The most successful film of all time, until director James Cameron broke his own record with Avatar, this three hour epic tells the tale of Irish artist Jack (Leonardo DiCaprio) and English upper class girl Rose (Kate Winslet). They meet aboard the doomed HMS Titanic and fall in love. Naturally, this being set aboard the infamously ‘unsinkable’ Titanic, neither their love nor their trans-Atlantic voyage is destined to last.
This dark film focuses on a couple, Kit (Martin Sheen) and Holly (Sissy Spacek), who travel across America on a kill-crazy rampage. It’s loosely based on the real-life Clark Starkweather and Carol Ann Fugate, who engaged in a similar nationwide killing spree. Though their actions make Bonnie and Clyde look tame, Kit and Holly’s love for each other is obvious in this warped romantic classic.
William Shakespeare’s world-renowned play about two star-crossed lovers from feuding families has, unsurprisingly, been the basis for dozens of movies. While most directors opted to recreate the 16th century Verona setting of the original play, in 1996, Baz Lurhman made the bold decision to move the action to Verona Beach, a fictional city formed from fragments of L.A., Miami and Mexico City. Lurhman wisely kept Shakespeare’s original dialogue to create a visually stunning re-telling of the ultimate doomed romance, with Claire Danes playing Juliet and Leonardo DiCaprio as Romeo.
Bonnie and Clyde is based on the real-life bank robbing lovers of the title, who gripped American imaginations with their antics during the Great Depression. This film featured envelope-pushing levels of sex and violence that caused quite a stir on its release. Warren Beatty and Faye Dunaway’s charismatic performances as the titular couple build plenty of sympathy prior to the film’s brutal and tragic final scene.
Alfred Hitchcock was the cinematic master of taut mental manipulation, and Vertigo is his most chilling and haunting film. James Stewart stars as Scottie, a police officer who develops a severe fear of heights after witnessing his friend and partner fall from a rooftop to his death. Scottie’s mental anguish only grows when his fear of heights prevents him from saving the life of his friend’s wife, Madeleine (Kim Novak). The film grows even more chilling as Scottie develops a dangerous and bizarre obsession with Judy Barton (also Novak), a woman he tries to mould into Madeleine’s image.
Rush-released to coincide with the Allied invasion of the titular Moroccan capital, this World War 2 classic stars Humphrey Bogart as Rick Blaine, a man torn between his attraction to the beautiful Isla (Ingrid Bergman) and his desire to help her resistance fighter husband escape Casablanca to continue his fight against the Nazis. With the beauty of Morocco, and the ugliness of global warfare as its backdrop, Casablanca has proved one of the most iconic romances ever committed to celluloid.

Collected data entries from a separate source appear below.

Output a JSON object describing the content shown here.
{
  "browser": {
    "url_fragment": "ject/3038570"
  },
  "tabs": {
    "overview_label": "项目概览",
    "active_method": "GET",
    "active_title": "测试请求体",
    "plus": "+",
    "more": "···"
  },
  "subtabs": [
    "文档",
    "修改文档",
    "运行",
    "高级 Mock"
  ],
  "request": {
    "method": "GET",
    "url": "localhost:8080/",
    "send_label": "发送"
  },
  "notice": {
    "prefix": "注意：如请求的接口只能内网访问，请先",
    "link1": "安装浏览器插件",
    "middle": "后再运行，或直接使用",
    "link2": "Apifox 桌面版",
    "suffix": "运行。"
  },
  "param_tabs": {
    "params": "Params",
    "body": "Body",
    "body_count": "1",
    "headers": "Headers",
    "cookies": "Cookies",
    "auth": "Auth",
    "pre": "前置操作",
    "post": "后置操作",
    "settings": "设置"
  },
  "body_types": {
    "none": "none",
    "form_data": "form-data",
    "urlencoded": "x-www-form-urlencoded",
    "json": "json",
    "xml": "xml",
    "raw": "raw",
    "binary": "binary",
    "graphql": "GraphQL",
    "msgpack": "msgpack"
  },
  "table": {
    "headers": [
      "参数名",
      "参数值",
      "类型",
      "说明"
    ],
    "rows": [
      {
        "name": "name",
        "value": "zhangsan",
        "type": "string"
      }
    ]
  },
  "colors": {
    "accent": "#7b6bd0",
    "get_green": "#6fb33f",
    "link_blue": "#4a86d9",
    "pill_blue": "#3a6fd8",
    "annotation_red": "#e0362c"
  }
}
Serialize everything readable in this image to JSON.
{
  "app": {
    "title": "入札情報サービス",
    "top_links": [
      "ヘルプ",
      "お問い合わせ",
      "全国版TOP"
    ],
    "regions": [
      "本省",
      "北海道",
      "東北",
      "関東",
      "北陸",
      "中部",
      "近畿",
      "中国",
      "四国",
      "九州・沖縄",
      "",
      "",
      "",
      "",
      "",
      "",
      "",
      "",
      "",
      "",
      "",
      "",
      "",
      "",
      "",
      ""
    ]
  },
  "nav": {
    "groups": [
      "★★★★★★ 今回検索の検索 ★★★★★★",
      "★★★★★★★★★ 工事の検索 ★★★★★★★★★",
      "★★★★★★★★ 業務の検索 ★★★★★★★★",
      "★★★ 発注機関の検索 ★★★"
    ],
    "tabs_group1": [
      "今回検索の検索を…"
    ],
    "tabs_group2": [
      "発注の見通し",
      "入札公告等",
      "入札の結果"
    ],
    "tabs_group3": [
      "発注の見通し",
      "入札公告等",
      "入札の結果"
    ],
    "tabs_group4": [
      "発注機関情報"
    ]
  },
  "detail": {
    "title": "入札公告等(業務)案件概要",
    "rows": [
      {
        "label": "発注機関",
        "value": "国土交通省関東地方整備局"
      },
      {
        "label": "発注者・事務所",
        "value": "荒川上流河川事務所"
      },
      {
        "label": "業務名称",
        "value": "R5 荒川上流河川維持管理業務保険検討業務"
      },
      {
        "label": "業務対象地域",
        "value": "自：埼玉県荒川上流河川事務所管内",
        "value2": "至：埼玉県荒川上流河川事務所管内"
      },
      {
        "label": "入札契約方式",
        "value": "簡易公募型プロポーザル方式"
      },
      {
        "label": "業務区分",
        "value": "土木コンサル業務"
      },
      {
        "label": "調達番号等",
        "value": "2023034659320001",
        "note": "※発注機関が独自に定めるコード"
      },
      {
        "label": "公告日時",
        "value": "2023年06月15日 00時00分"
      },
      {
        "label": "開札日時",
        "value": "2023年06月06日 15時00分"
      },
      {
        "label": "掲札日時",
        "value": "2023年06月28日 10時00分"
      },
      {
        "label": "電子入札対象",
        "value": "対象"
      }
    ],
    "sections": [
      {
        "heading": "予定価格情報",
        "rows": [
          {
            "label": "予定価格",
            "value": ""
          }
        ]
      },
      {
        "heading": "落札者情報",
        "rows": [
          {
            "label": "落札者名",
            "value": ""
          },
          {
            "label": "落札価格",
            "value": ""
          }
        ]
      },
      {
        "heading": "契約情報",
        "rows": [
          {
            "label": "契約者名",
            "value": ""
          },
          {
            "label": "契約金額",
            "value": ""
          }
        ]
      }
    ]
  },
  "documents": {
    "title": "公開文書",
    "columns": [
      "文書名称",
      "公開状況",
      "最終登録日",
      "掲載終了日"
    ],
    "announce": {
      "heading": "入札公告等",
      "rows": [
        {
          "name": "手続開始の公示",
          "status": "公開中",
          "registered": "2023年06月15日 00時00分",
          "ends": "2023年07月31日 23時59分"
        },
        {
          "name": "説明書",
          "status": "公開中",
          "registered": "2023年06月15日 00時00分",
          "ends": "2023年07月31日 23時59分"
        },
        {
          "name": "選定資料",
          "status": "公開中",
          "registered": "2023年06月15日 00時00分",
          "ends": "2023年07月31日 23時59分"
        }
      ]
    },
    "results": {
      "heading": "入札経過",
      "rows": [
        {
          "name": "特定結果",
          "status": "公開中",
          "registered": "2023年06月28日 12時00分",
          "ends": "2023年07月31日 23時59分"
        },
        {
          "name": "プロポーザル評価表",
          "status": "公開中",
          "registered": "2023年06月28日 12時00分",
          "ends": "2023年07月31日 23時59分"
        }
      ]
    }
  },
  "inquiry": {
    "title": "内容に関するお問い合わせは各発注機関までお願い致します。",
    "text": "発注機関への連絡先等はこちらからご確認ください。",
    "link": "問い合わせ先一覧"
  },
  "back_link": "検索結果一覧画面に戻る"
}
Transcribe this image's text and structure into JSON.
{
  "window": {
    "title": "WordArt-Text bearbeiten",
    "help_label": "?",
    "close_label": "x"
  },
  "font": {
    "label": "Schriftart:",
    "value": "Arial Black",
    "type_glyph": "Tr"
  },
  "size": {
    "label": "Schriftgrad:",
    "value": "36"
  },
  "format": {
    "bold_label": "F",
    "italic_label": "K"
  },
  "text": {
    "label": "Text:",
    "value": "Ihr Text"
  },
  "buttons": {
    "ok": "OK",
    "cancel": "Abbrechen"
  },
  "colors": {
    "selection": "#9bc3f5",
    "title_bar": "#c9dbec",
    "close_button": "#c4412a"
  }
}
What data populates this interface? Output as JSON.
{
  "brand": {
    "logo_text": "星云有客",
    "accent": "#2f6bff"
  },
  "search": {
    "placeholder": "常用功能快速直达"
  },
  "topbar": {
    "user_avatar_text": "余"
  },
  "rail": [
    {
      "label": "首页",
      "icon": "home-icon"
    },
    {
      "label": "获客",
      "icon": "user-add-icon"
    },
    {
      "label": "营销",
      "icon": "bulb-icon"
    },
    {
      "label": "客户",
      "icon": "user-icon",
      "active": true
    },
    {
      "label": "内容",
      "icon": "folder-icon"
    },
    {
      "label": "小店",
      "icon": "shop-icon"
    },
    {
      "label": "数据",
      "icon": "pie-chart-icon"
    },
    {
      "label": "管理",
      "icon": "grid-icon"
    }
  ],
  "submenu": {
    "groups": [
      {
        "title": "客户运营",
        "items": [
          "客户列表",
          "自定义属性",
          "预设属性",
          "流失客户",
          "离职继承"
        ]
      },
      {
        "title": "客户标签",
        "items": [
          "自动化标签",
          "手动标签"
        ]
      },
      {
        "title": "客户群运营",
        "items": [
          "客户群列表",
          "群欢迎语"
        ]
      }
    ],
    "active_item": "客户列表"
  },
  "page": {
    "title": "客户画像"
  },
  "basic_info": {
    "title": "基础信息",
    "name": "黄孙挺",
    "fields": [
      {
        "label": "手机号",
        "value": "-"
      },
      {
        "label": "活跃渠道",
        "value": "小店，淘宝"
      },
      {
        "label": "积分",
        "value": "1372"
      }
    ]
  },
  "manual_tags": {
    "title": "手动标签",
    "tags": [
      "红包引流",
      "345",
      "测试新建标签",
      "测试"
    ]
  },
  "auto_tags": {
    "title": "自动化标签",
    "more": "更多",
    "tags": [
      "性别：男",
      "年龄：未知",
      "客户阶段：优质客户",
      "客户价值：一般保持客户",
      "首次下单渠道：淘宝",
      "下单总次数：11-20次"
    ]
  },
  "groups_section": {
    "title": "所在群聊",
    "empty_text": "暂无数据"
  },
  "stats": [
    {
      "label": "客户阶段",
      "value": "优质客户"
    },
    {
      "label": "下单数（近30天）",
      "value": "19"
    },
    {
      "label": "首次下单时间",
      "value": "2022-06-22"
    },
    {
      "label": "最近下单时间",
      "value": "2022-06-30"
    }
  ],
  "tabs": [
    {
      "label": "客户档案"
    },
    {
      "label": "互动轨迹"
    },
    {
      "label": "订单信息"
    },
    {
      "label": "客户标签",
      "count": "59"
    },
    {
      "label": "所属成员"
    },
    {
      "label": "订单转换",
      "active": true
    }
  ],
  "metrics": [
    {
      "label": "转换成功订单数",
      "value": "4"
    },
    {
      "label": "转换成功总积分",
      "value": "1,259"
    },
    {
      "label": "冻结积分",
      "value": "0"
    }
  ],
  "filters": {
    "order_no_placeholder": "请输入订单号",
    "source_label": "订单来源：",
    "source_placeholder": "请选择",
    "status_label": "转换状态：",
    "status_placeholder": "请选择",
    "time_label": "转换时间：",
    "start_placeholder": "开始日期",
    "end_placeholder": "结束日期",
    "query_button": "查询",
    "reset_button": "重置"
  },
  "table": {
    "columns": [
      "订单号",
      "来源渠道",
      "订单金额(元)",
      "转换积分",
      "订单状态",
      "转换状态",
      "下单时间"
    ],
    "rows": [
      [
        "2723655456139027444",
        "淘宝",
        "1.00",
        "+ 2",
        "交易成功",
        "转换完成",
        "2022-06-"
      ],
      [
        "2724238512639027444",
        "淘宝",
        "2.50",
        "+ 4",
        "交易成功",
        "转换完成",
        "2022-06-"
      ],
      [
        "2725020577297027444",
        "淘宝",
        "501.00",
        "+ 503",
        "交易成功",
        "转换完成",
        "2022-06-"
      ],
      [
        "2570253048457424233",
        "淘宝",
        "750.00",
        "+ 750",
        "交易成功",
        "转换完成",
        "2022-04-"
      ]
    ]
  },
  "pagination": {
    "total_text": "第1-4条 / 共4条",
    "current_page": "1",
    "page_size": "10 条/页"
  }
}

This Civil War epic takes its plot from a novel that many considered un-filmable. Filming it did, indeed, prove difficult, with the producers tearing through a number of directors and screenwriters to get the film made. Despite this, Gone with the Wind blew audiences away and has become a much-loved classic. The success of the film largely hinges upon the bristling, explosive relationship between Scarlett (Vivien Leigh) and Rhett (Clark Gable). These two icons of American cinema battle and smolder across almost four hours of film, all building towards the infamously heartbreaking moment when Rhett tells Scarlett that, frankly, he couldn’t give a damn.